No presente estudo não foram observadas diferenças significativas entre as variáveis meteorológicas nas três safras avaliadas que justificassem a maior abundância de A. fraterculus na safra 2011/2012 (Tabela 2).
Tabela 2: Valores médios diários das temperaturas mínima, média e máxima (ºC), da umidade relativa do ar (%) e da precipitação pluviométrica (mm), no período de entressafra da macieira (maio a setembro) de 2009 a 2011 (Caçador, Santa Catarina).
*Médias na linha não diferiram significativamente entre as safras, pelos testes F1 ou Kruskal-Wallis2.
Com base nos valores de temperatura registrados no município de Caçador, onde a média anual ficou em torno de 16ºC (Fig. 1A), estimou-se o número de gerações por ano de A. fraterculus: 8,3/2009; 7,7/2010; 7,8/2011; e 8,7/2012. Considerando-se exclusivamente a temperatura, a região de Chapecó, onde a média anual é mais elevada (19ºC), teve as seguintes condições de desenvolver gerações de A. fraterculus: 11,27/1998; 10,75/1999; e 11,57/2000 (GARCIA et al., 2003a).
Há vários fatores que podem interferir na dinâmica populacional de A. fraterculus, tais como: a presença de hospedeiros alternativos nas matas do entorno; a heterogeneidade entre cultivares com ciclos fenológicos distintos; as variáveis meteorológicas; a presença/ausência de inimigos naturais. Assim, as diferenças registradas na abundância da mosca-das-frutas sul-americana entre as safras estão relacionadas à interação entre os fatores descritos.
Constatou-se que o pomar em estudo não se caracterizou como hospedeiro multiplicador de A. fraterculus, pois no período de entressafra não foi registrada captura nas armadilhas, podendo a macieira ser um hospedeiro alternativo dessa espécie, conforme reportado por SALLES (1995).

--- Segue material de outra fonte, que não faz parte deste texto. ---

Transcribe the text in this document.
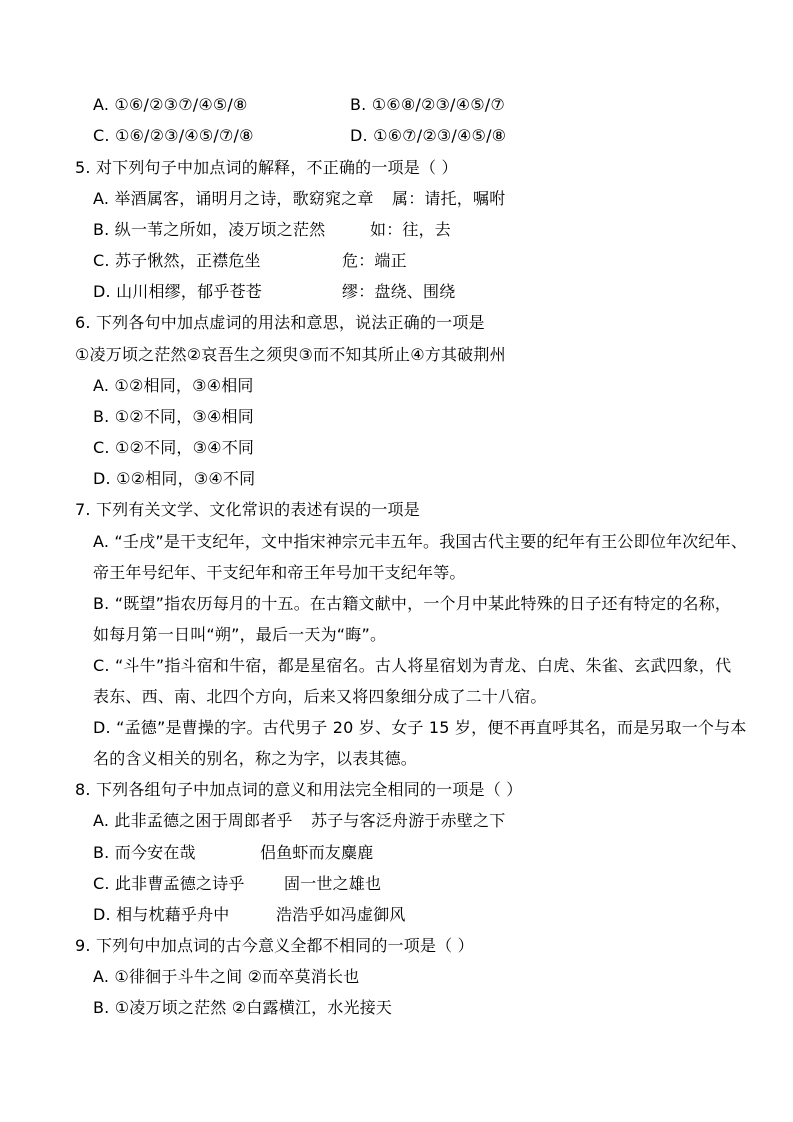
A. ①⑥/②③⑦/④⑤/⑧	B. ①⑥⑧/②③/④⑤/⑦
C. ①⑥/②③/④⑤/⑦/⑧	D. ①⑥⑦/②③/④⑤/⑧
5. 对下列句子中加点词的解释，不正确的一项是（ ）
A. 举酒属客，诵明月之诗，歌窈窕之章 属：请托，嘱咐
B. 纵一苇之所如，凌万顷之茫然	如：往，去
C. 苏子愀然，正襟危坐	危：端正
D. 山川相缪，郁乎苍苍	缪：盘绕、围绕
6. 下列各句中加点虚词的用法和意思，说法正确的一项是
①凌万顷之茫然②哀吾生之须臾③而不知其所止④方其破荆州
A. ①②相同，③④相同
B. ①②不同，③④相同
C. ①②不同，③④不同
D. ①②相同，③④不同
7. 下列有关文学、文化常识的表述有误的一项是
A. “壬戌”是干支纪年，文中指宋神宗元丰五年。我国古代主要的纪年有王公即位年次纪年、
帝王年号纪年、干支纪年和帝王年号加干支纪年等。
B. “既望”指农历每月的十五。在古籍文献中，一个月中某此特殊的日子还有特定的名称，
如每月第一日叫“朔”，最后一天为“晦”。
C. “斗牛”指斗宿和牛宿，都是星宿名。古人将星宿划为青龙、白虎、朱雀、玄武四象，代
表东、西、南、北四个方向，后来又将四象细分成了二十八宿。
D. “孟德”是曹操的字。古代男子 20 岁、女子 15 岁，便不再直呼其名，而是另取一个与本
名的含义相关的别名，称之为字，以表其德。
8. 下列各组句子中加点词的意义和用法完全相同的一项是（ ）
A. 此非孟德之困于周郎者乎 苏子与客泛舟游于赤壁之下
B. 而今安在哉	侣鱼虾而友麋鹿
C. 此非曹孟德之诗乎 固一世之雄也
D. 相与枕藉乎舟中	浩浩乎如冯虚御风
9. 下列句中加点词的古今意义全都不相同的一项是（ ）
A. ①徘徊于斗牛之间 ②而卒莫消长也
B. ①凌万顷之茫然 ②白露横江，水光接天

Entretanto, pelo fato de as moscas-das-frutas ocasionarem injúrias em maçãs ainda imaturas (SUGAYAMA et al., 1997; SANTOS et al., 2015) e pela elevada incidência dessas espécies no período de maturação das cultivares precoces, em janeiro ou fevereiro, é recomendável que o monitoramento populacional seja iniciado logo após a floração e mantido até a colheita de todos os frutos do pomar, viabilizando, assim, a tomada de decisão de controle.
CONCLUSÕES
Em Caçador, Santa Catarina, a mosca-das-frutas sul-americana, A. fraterculus, ocorre em pomar de macieiras no período de novembro a abril, com pico populacional em janeiro ou fevereiro. Estima-se que A. fraterculus tenha condições de desenvolver aproximadamente oito gerações/ano na região.